Нет, делать это во Вдовьем доме не разрешалось, взамен приходилось дышать мятными благовониями, мастикой, которой раз в неделю натирали пол в коридоре, воском и духом пачули – ровным, дурманящим, вызывающим видения как вспышки памяти. Галлюцинации.
Например, Любовь Алексеевна очень хорошо запомнила тот день, такой же, как и сегодня, кстати, морозный, ясный, когда они с Сашей только перебрались на второй этаж, дверь в палату с грохотом распахнулась, и дежурная по этажу низким, простуженным голосом пробасила – «Телепнева повесилась». Лицо ее при этом перекосила гримаса то ли ужаса, то ли удивления, она затряслась, заходила ходуном вся, и чтобы никто не увидел ее припадка опрометью бросилась по коридору в сторону процедурной.
В процедурной и повесилась несчастная генеральша. Не найдя возможности добраться до окна и выброситься из него, она свела счеты с жизнью здесь на стальной балке, соединявшей своды потолка.
С тех пор ходить в процедурную, чтобы обмазывать ноги лечебной грязью, Любовь Алексеевна категорически отказывалась.
– Нет-нет, даже меня и не уговаривайте, ведь хорошо помню, как покойница гладила моего Сашеньку по голове и говорила – какой славный мальчик, быть ему юнкером. А потом взяла, да и наложила на себя руки в богоугодном месте. Грех-то какой!
Ноги опять начинали болеть и приходилось возвращаться к кровати.

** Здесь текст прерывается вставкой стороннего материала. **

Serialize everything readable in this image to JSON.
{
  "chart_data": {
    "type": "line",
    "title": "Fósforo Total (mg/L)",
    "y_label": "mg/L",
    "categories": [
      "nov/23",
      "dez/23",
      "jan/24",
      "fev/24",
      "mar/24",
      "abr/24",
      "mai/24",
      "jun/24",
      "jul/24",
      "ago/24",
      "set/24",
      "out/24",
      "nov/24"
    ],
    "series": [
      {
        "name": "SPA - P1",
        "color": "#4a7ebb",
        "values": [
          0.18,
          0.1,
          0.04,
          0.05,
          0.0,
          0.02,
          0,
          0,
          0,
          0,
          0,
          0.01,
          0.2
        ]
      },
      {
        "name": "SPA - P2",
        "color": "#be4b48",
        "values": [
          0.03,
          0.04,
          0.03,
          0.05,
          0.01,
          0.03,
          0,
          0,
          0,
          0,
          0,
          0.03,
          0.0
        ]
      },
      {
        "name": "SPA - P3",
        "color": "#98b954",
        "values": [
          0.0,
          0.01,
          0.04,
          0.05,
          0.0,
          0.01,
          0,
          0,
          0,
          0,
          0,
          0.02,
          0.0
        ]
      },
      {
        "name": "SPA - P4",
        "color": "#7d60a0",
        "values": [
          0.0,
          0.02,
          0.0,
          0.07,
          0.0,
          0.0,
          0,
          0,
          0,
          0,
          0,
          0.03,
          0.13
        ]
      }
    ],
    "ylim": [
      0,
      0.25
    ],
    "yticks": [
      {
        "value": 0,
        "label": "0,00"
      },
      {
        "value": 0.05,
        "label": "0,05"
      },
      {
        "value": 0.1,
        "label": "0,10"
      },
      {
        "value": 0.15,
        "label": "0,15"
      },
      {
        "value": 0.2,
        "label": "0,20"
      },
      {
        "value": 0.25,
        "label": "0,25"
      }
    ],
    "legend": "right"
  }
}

Прежде чем лечь, Любовь Алексеевна крестила подушку, одеяло, заглядывала под кровать, не притаился ли там Сашенька, ведь раньше он любил прятаться от нее именно здесь.
Замышлял разбойник следующее – вот входит в палату матушка и видит, что она пуста. Начинает искать сына, выбегает в коридор, кричит, зовет, думает, что он убежал на улицу, но все отвечают, что никто не видел Сашу, который в это время сидит под кроватью и тихонько смеется, закрывая рот ладонями. Ну не разбойник ли? Не храпоидол?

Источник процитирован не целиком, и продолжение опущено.